The first little missy was a jack russel female who is recovering from a car hit and run and my instructions were not to let her run…but boy oh boy all this bundle of energy wanted to do was run and jump and twirl. It took alot for me to try calm her down otherwise she could hurt herself. The others were so cute and loving and so grateful for the walk. I’m saddest about the township dog that was bitten by a snake and will return after recovery. Also another bad looking guy with a leg cast which just lay in the corner shivering and growling. I couldn’t take him out.

Then I bathed a tiny kitten covered in fleas and flea poop. Poor little thing was trying desperately to claw it’s way out of the sink but I think I saw relief when I finally finished and wrapped in towel…to be clean that is :)

Once the hospital wards were done I took on another run with dogs which don’t often get visitors because of their location. I was told about the bull terrier and loving the breed I was excited to see her but careful also. But what a darling. Scared out of her mind as dog fights were involved in her past but she’s so trusting we had an awesome walk. I didn’t want to put her back. She got triple the rounds around the offices.
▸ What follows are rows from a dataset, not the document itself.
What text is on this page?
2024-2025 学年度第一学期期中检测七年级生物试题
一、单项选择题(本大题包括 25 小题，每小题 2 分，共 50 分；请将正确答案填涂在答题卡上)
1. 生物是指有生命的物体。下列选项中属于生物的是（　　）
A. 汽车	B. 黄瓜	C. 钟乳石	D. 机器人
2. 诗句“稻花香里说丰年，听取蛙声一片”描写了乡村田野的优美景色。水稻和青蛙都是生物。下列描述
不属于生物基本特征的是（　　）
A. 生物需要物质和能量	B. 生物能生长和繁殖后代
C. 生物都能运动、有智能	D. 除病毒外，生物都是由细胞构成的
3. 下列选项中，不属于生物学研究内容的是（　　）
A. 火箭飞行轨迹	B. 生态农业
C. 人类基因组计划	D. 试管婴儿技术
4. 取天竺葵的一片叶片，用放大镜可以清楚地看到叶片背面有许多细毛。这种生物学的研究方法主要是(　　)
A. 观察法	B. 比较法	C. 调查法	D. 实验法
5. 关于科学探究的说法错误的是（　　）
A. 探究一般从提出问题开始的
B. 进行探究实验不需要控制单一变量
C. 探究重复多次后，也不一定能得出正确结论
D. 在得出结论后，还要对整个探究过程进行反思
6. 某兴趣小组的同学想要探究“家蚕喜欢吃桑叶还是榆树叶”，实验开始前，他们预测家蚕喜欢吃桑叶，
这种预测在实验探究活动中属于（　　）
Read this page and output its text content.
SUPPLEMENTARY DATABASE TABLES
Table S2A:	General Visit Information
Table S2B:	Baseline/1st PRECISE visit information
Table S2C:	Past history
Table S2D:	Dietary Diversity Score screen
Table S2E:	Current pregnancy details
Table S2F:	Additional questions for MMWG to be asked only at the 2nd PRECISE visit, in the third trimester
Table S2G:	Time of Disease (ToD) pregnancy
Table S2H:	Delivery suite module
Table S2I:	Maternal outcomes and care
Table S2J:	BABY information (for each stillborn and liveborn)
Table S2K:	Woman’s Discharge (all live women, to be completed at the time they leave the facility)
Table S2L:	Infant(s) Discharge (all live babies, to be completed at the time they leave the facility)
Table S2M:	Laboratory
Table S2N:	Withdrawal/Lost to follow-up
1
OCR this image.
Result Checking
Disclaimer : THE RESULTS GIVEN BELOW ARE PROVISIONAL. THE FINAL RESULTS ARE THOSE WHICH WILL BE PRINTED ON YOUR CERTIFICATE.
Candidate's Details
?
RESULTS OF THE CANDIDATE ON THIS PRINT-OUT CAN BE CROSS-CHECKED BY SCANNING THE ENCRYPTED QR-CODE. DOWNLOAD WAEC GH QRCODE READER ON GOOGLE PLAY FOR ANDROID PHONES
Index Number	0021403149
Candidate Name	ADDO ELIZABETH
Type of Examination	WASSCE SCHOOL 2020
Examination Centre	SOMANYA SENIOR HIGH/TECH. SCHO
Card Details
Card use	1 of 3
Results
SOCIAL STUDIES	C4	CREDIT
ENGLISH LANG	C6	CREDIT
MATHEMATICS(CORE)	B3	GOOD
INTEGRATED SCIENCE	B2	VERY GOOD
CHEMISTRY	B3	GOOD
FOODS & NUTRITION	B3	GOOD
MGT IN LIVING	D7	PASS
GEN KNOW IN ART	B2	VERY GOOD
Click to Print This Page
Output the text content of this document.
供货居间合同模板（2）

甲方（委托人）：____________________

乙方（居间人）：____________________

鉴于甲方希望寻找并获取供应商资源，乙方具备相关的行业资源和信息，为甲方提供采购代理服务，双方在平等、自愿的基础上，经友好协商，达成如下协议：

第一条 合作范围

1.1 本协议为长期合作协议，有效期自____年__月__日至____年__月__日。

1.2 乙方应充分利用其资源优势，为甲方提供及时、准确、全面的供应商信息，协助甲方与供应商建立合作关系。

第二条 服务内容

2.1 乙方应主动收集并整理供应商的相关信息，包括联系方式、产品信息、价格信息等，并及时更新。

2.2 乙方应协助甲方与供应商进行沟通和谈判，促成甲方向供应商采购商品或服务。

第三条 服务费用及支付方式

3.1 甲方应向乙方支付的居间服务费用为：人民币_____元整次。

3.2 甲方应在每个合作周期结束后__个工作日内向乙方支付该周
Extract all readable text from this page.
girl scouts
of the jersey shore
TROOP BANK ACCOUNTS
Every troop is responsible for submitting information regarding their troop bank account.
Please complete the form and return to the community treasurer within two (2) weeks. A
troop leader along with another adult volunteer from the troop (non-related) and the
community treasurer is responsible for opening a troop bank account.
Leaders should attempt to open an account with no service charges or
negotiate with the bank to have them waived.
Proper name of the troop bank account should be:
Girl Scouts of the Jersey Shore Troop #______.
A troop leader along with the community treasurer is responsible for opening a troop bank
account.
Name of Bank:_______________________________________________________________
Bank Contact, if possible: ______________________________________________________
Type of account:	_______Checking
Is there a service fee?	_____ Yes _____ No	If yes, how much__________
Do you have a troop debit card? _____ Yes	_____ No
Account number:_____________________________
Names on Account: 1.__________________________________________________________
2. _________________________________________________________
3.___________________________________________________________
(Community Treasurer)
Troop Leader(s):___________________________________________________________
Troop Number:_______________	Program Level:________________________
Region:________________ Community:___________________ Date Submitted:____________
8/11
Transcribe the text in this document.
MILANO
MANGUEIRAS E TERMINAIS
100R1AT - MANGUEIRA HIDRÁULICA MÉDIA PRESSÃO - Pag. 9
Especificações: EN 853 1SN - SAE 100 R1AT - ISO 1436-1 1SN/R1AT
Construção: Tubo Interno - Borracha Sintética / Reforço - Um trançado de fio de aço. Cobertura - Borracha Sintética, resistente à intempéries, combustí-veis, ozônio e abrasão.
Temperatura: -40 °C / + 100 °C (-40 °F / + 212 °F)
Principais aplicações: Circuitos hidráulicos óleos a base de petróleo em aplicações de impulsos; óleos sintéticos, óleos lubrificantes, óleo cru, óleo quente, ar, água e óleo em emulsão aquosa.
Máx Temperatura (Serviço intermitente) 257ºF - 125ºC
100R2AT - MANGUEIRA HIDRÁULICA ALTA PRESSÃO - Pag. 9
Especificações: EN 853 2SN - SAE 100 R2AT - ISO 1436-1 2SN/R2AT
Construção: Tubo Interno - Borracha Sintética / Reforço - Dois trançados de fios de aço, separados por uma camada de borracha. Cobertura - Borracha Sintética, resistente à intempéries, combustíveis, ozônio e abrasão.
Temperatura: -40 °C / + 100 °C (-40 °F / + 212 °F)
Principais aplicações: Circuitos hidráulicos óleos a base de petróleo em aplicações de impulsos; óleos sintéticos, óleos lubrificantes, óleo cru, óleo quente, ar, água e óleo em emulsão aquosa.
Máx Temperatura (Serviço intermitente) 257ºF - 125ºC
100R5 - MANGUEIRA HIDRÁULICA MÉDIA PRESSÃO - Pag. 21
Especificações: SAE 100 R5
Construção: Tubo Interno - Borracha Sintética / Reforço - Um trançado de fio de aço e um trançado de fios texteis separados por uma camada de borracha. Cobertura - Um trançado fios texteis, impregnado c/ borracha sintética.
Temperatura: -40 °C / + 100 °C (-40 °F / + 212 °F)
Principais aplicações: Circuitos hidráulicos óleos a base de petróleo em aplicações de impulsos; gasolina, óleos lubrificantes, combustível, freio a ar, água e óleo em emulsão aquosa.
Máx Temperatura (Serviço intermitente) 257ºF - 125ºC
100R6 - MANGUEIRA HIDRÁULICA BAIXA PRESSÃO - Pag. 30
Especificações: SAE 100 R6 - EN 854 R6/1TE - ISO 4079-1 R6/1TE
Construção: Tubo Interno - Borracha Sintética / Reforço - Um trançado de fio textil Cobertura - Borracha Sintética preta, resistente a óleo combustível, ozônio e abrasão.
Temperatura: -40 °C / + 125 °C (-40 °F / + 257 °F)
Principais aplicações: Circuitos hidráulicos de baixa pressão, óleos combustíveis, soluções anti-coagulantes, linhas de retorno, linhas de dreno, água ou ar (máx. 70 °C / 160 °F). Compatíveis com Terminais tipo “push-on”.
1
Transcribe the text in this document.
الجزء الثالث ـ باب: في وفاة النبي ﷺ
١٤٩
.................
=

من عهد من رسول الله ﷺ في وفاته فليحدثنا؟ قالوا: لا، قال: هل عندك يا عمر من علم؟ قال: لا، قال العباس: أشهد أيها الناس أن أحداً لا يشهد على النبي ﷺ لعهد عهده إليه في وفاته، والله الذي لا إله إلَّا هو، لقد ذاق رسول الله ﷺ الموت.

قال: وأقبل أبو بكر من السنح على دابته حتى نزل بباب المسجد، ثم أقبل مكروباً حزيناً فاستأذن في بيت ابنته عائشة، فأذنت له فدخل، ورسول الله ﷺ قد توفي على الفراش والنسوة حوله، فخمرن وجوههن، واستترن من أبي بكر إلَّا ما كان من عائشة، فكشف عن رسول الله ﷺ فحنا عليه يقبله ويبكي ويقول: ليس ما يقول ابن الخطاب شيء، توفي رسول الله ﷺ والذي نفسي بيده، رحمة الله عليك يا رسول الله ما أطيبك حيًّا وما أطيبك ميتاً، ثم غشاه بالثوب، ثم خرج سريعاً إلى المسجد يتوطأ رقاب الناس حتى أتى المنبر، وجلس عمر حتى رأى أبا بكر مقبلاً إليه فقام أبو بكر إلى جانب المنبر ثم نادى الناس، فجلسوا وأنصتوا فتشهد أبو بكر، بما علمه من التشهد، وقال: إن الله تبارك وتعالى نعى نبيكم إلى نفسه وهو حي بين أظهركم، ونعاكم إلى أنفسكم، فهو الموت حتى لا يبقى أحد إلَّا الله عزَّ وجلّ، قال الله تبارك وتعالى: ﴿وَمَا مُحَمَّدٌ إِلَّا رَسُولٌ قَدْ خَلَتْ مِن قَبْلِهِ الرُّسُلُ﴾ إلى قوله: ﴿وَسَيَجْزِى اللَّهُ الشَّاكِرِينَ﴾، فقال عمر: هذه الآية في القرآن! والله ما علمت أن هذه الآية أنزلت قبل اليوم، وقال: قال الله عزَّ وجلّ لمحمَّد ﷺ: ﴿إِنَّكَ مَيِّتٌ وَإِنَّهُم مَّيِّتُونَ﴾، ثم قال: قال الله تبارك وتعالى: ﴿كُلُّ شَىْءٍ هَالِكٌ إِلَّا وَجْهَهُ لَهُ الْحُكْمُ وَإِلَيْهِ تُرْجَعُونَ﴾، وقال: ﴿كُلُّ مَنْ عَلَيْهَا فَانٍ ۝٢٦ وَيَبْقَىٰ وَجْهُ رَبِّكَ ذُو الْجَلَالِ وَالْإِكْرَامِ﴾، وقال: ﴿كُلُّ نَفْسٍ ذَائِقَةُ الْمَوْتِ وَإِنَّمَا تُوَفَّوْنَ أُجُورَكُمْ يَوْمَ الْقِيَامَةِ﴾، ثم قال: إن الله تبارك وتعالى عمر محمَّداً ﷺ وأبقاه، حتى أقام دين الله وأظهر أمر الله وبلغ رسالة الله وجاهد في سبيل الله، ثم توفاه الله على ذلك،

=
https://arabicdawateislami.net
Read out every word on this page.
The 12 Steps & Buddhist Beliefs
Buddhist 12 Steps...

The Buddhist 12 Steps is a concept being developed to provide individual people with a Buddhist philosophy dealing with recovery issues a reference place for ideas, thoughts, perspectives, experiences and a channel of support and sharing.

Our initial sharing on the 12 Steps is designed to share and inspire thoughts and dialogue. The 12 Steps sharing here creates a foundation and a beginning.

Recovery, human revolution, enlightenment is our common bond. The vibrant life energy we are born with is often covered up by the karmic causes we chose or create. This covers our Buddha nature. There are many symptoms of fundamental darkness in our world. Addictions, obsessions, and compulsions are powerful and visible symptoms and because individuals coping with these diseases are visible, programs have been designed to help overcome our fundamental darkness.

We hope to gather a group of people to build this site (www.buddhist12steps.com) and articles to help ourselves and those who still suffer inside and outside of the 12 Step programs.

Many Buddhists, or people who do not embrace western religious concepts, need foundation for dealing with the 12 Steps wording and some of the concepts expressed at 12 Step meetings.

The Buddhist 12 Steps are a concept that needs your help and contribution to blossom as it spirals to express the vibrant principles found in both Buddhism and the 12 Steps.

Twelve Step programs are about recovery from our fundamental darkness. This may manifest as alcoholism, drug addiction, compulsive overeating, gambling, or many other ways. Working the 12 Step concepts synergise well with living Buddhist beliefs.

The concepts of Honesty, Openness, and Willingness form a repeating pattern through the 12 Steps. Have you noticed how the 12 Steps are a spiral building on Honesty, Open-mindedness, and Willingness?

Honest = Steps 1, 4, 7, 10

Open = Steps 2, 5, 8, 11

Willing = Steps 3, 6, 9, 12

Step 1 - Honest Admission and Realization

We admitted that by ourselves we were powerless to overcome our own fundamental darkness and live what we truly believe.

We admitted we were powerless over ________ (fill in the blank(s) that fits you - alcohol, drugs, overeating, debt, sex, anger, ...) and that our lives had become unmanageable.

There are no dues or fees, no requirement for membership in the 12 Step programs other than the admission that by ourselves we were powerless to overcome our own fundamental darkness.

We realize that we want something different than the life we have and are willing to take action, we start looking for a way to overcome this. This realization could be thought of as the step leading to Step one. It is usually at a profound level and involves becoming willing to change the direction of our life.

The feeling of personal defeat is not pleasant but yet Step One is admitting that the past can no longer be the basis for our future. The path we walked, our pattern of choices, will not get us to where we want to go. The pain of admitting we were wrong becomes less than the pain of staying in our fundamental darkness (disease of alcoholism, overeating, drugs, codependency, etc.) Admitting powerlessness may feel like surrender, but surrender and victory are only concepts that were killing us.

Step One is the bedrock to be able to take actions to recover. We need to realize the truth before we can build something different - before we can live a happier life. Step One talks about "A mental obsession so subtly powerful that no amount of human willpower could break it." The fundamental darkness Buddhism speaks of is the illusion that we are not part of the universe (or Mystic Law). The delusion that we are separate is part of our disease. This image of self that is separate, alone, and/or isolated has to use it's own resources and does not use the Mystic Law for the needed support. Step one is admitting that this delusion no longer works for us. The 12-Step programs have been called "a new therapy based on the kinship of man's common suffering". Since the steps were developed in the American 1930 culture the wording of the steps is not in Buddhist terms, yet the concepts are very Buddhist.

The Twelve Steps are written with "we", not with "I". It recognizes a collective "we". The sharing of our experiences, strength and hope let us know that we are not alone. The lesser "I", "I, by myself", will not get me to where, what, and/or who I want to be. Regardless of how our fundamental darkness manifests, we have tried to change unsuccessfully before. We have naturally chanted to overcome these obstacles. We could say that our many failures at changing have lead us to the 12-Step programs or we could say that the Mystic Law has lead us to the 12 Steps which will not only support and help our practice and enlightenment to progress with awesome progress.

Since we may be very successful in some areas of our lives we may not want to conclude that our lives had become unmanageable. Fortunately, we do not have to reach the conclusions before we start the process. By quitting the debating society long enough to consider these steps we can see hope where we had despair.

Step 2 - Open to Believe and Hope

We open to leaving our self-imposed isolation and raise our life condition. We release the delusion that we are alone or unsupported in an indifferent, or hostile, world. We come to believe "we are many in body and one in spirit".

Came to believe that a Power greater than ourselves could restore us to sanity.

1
DSCF0134 (Medium)Then I saw a largish pit bull cross female next and was a bit worried but hand introductions saw she’s so gentle and so excited to see a leash. Once in hand though I could feel oh boy she’s extremely strong. I’ve never felt such strength before. So I took it slow in the safety of the cage until I knew I had her and then ventured out. Took a few commands and tugs and then what a pleasure and such a sweet girl. I know nothing about dog pregnancy but something told me her tummy shouldn’t look like that and my suspicions were proven right. And the way she was acting when I called the home manager she said she was about to deliver…poor girl!

What an adventurous day! Animal welfare has so much need. But immediately they need puppy, kitten and cat food. Loads of blankets need to be washed. Walkers for hospital bound animals. Someone who can commit to regular website updates. and of course across the board walkers…

There’s a dog waiting for you to walk, no matter how old or young or strength level….there’s one you can handle!